Als Lea Sophie Friedrich nach dem Keirin-Finale vom Rad stieg ließ sie erst einmal Dampf ab: Die 24-Jährige hatte gerade zum vierten Mal in Folge den EM-Titel in dieser Disziplin gewonnen. Es war ihre zweite Goldmedaille nach dem Titelgewinn im Teamsprint zu Beginn der Bahn-Europameisterschaft.
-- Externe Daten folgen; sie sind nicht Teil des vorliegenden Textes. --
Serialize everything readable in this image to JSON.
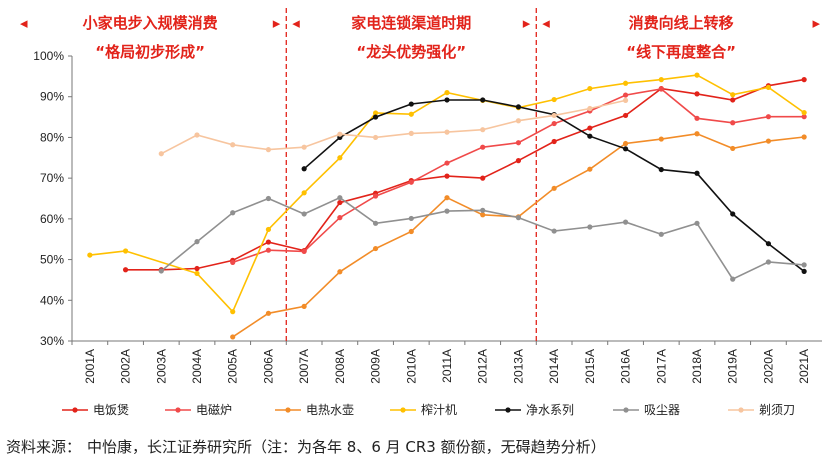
{
  "chart_data": {
    "type": "line",
    "categories": [
      "2001A",
      "2002A",
      "2003A",
      "2004A",
      "2005A",
      "2006A",
      "2007A",
      "2008A",
      "2009A",
      "2010A",
      "2011A",
      "2012A",
      "2013A",
      "2014A",
      "2015A",
      "2016A",
      "2017A",
      "2018A",
      "2019A",
      "2020A",
      "2021A"
    ],
    "ylim": [
      30,
      100
    ],
    "yticks": [
      "30%",
      "40%",
      "50%",
      "60%",
      "70%",
      "80%",
      "90%",
      "100%"
    ],
    "series": [
      {
        "name": "电饭煲",
        "color": "#e2231a",
        "values": [
          null,
          47.5,
          47.5,
          47.8,
          49.8,
          54.3,
          52.2,
          64.0,
          66.3,
          69.4,
          70.5,
          70.0,
          74.3,
          79.0,
          82.3,
          85.4,
          92.0,
          90.7,
          89.2,
          92.7,
          94.2
        ]
      },
      {
        "name": "电磁炉",
        "color": "#f04a4a",
        "values": [
          null,
          null,
          null,
          null,
          49.3,
          52.3,
          52.0,
          60.3,
          65.6,
          69.0,
          73.7,
          77.6,
          78.7,
          83.4,
          86.5,
          90.4,
          91.9,
          84.7,
          83.6,
          85.1,
          85.1
        ]
      },
      {
        "name": "电热水壶",
        "color": "#f28c28",
        "values": [
          null,
          null,
          null,
          null,
          31.0,
          36.8,
          38.5,
          47.0,
          52.7,
          56.9,
          65.2,
          61.0,
          60.5,
          67.5,
          72.2,
          78.5,
          79.6,
          80.9,
          77.3,
          79.1,
          80.1
        ]
      },
      {
        "name": "榨汁机",
        "color": "#ffc000",
        "values": [
          51.1,
          52.1,
          null,
          46.6,
          37.2,
          57.4,
          66.4,
          75.0,
          86.0,
          85.7,
          91.0,
          89.1,
          87.3,
          89.3,
          92.0,
          93.3,
          94.2,
          95.3,
          90.5,
          92.3,
          86.1
        ]
      },
      {
        "name": "净水系列",
        "color": "#111111",
        "values": [
          null,
          null,
          null,
          null,
          null,
          null,
          72.3,
          80.0,
          85.0,
          88.2,
          89.2,
          89.2,
          87.5,
          85.6,
          80.3,
          77.2,
          72.1,
          71.2,
          61.2,
          53.9,
          47.1
        ]
      },
      {
        "name": "吸尘器",
        "color": "#909090",
        "values": [
          null,
          null,
          47.2,
          54.4,
          61.5,
          65.0,
          61.2,
          65.2,
          58.9,
          60.1,
          61.9,
          62.1,
          60.3,
          57.0,
          58.0,
          59.2,
          56.2,
          58.9,
          45.2,
          49.4,
          48.7
        ]
      },
      {
        "name": "剃须刀",
        "color": "#f7c59f",
        "values": [
          null,
          null,
          76.0,
          80.6,
          78.2,
          77.0,
          77.6,
          80.8,
          80.0,
          81.0,
          81.3,
          81.9,
          84.1,
          85.4,
          87.1,
          89.1,
          null,
          null,
          null,
          null,
          null
        ]
      }
    ],
    "eras": [
      {
        "label": "小家电步入规模消费",
        "sub": "“格局初步形成”"
      },
      {
        "label": "家电连锁渠道时期",
        "sub": "“龙头优势强化”"
      },
      {
        "label": "消费向线上转移",
        "sub": "“线下再度整合”"
      }
    ],
    "era_arrows": [
      "◂",
      "▸"
    ],
    "dividers_after": [
      "2006A",
      "2013A"
    ],
    "legend_position": "bottom",
    "source_label": "资料来源：",
    "source_text": "中怡康，长江证券研究所（注：为各年 8、6 月 CR3 额份额，无碍趋势分析）"
  }
}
„Also ich muss das jetzt mal loswerden,“ sagte sie. „Ich gewinne hier zwei Goldmedaillen und einmal Silber. Darauf bin ich stolz und muss mich keiner Kritik aussetzen.“ Die Ausnahme-Athletin hatte sich geärgert, dass ihr Sprint-Silber in einigen deutschen Medien als Niederlage „verkauft“ wurde, weil sie den 2023 gewonnenen Titel an die britische Weltmeisterin Emma Finucane verloren hatte. Von Scheitern war sogar die Rede, weil sie den Titel nicht verteidigen konnte, sondern Silber gewann. „Also das brauche ich nun wirklich nicht.“
Während zu Hause in Deutschland das Fernsehen flächendeckend sämtliche Wintersportarten präsentierte und die Handballer zur EM im eigenen Land aufliefen, kämpfte Europas Rad-Elite in den Niederlanden, genauer im Omnisport-Velodrom von Apeldoorn, um die ersten internationalen Medaillen im Olympia-Jahr. Und wieder einmal waren es die Sprinterinnen, die mächtig abräumten und für zwei Drittel der deutschen Medaillen verantwortlich zeichneten. Von den jeweils drei Gold-, Silber- und Bronzemedaillen gewann die Tempo-Fraktion zweimal Gold, je zweimal Silber und Bronze.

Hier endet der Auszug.